Interessant, wie du darauf kommst, ich würde SARS-COV-2 und die daraus resultierende Erkrankung COVID-19 für harmlos halten. Das habe ich nämlich mit keinem Wort erwähnt und auch nicht angedeutet.
Mir geht es eher darum, die Absurdität aufzuzeigen und vielleicht ein wenig die Hysterie zu deckeln. Fakt ist, wir leben seit Ewigkeiten mit Viren und daraus resultierenden Erkrankungen, die - wenn auch aufgrund abweichender Charakteristika - ebenso gefährlich sind, aber seltsamerweise keine saisonale Panik auslösen, obwohl sie TROTZ ihrer Bekanntheit nach jetzigem Stand deutlich mehr Opfer fordern.

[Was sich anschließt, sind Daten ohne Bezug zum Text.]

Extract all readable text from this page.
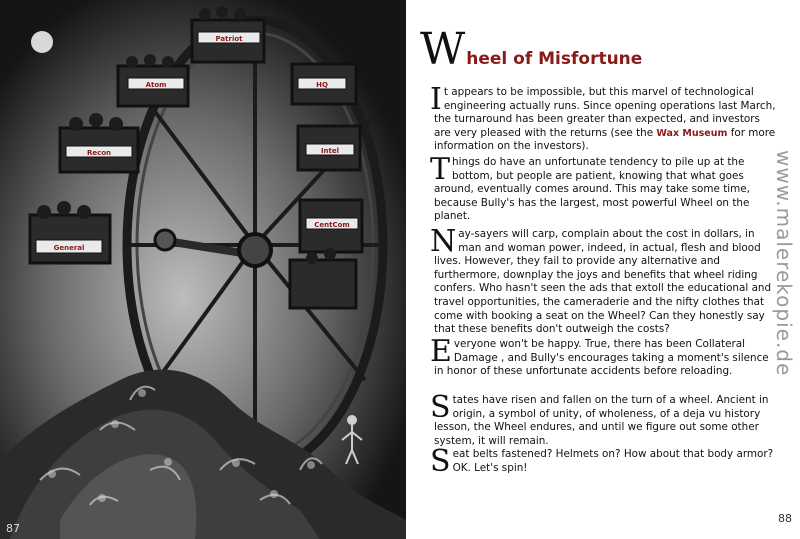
Patriot
Atom	HQ
Recon	Intel
CentCom
General
87
Wheel of Misfortune
It appears to be impossible, but this marvel of technological engineering actually runs. Since opening operations last March, the turnaround has been greater than expected, and investors are very pleased with the returns (see the Wax Museum for more information on the investors).
Things do have an unfortunate tendency to pile up at the bottom, but people are patient, knowing that what goes around, eventually comes around. This may take some time, because Bully's has the largest, most powerful Wheel on the planet.
Nay-sayers will carp, complain about the cost in dollars, in man and woman power, indeed, in actual, flesh and blood lives. However, they fail to provide any alternative and furthermore, downplay the joys and benefits that wheel riding confers. Who hasn't seen the ads that extoll the educational and travel opportunities, the cameraderie and the nifty clothes that come with booking a seat on the Wheel? Can they honestly say that these benefits don't outweigh the costs?
Everyone won't be happy. True, there has been Collateral Damage , and Bully's encourages taking a moment's silence in honor of these unfortunate accidents before reloading.
States have risen and fallen on the turn of a wheel. Ancient in origin, a symbol of unity, of wholeness, of a deja vu history lesson, the Wheel endures, and until we figure out some other system, it will remain.
Seat belts fastened? Helmets on? How about that body armor? OK. Let's spin!
www.malerekopie.de
88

Und wenn du daraus etwas herauslesen willst, dann meinen (übrigens in meinen ersten Beiträgen hier unchiffriert und unverkaspert geäußerten) Appell, gefälligst mit allen vergleichbaren Infektionen in angemessener Weise umzugehen. Und diese angemessene Weise liegt - beispielsweise - ziemlich mittig zwischen der allgemeinen Sorglosigkeit bei Influenza und der gerade überbordenden Panik bei Covid-19.
Btw es werden dieses Jahr mehr an Covid-19 erkranken als an Grippe...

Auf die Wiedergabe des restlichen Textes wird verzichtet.